Update: In recent weeks (Nov-Dec 2011) Mark Driscoll has gone on record with some explicit claims of continuing revelation. We appreciate Driscoll’s ability to formulate and teach a few aspects of Reformed theology quite well, but we do not in any way agree with the notion that God continues to reveal himself to us apart from His word. Driscoll’s “visions” sound like divinations; we believe this is a dangerous element in his teaching. See THIS POST for more information.
“…In our own day religious people continue in various idolatries when they elevate their denomination, church building, liturgical order, Bible translation, worship music style, pastor, theological system, favorite author, or ministry program to where it is a replacement mediator for Jesus, one in which their faith rests to keep them close to God. This also explains why any change to the tradition of a religious person is met with such hostility – people tend to cling to their idols, including their church buildings, which are worshiped as sacred, just as the temple was (by the NT religious leaders).

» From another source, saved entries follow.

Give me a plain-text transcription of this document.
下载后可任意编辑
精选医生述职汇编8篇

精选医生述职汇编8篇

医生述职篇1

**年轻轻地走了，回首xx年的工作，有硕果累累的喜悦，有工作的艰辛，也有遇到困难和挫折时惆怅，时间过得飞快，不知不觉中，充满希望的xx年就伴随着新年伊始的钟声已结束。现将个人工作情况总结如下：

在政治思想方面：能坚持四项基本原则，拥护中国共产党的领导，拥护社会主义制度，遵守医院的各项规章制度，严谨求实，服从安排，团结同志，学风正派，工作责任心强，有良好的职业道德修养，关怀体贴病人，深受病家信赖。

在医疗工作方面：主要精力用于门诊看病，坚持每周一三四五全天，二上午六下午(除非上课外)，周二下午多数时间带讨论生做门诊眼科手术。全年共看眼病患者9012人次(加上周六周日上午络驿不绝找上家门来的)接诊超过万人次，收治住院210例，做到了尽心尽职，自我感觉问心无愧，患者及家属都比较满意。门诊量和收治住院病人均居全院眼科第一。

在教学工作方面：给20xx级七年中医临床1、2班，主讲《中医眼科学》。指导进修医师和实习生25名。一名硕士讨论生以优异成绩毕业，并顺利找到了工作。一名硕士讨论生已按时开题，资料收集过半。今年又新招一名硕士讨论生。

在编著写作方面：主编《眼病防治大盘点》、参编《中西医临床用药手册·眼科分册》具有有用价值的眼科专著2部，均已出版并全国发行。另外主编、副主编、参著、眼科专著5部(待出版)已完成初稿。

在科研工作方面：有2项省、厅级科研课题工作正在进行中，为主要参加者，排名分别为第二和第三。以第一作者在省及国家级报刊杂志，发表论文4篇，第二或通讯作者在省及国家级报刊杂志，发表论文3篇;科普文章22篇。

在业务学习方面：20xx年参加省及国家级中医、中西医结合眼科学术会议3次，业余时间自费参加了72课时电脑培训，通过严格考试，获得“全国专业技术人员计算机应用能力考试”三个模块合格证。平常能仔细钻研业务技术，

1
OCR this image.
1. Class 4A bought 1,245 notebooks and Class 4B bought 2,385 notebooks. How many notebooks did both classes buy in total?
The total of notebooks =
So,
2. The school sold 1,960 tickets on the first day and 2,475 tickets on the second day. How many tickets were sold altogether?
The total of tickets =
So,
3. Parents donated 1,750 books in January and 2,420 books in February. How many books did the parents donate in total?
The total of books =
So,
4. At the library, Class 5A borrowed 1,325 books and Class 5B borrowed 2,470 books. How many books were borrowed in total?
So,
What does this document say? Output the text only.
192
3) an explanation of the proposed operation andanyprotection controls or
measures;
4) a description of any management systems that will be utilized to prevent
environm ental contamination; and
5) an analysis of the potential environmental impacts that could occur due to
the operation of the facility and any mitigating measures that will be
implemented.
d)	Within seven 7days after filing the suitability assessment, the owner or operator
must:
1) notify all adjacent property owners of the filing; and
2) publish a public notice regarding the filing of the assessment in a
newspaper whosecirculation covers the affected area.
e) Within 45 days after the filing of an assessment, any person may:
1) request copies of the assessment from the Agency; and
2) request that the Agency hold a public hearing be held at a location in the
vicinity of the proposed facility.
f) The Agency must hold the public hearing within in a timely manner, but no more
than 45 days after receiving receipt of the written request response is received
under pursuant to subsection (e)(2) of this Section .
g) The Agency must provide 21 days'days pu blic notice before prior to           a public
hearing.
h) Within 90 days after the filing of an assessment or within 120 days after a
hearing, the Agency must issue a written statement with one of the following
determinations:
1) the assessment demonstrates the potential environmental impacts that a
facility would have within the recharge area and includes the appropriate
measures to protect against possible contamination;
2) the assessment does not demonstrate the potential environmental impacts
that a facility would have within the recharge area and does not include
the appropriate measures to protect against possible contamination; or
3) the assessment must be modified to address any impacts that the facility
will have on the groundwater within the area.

“Religious idolatry is often the most pernicious of all. Religious idolatry uses God for health, wealth, success, and the like. In this grotesque inversion of the gospel, God is used for our glory; not only do we worship ourselves but we try to make God a worshiper of us. This kind of false gospel preaching is evident whenever Jesus is presented as the means by which idolaters can obtain their idol. Examples included promises that Jesus will make you rich, happy, healed, joyfully married, parentally successful, and the like, as if Jesus exists to aid our worship of idols.”
Indeed, we are professional idol makers. I’ve even caught myself making an idol out of my idol making. Thomas Watson talked about people making an idol out of their repentance. Calvin said our minds are like factories producing idols (if he would have written in the 20th century he’d talk about our assembly lines of idols).
This is a good reminder that we’re to flee to the cross, and the cross alone: crux sola est nostra theologia.
Quotes taken from chapter 11 (Worship: God Transforms) of Driscoll and Breshears’ Doctrine.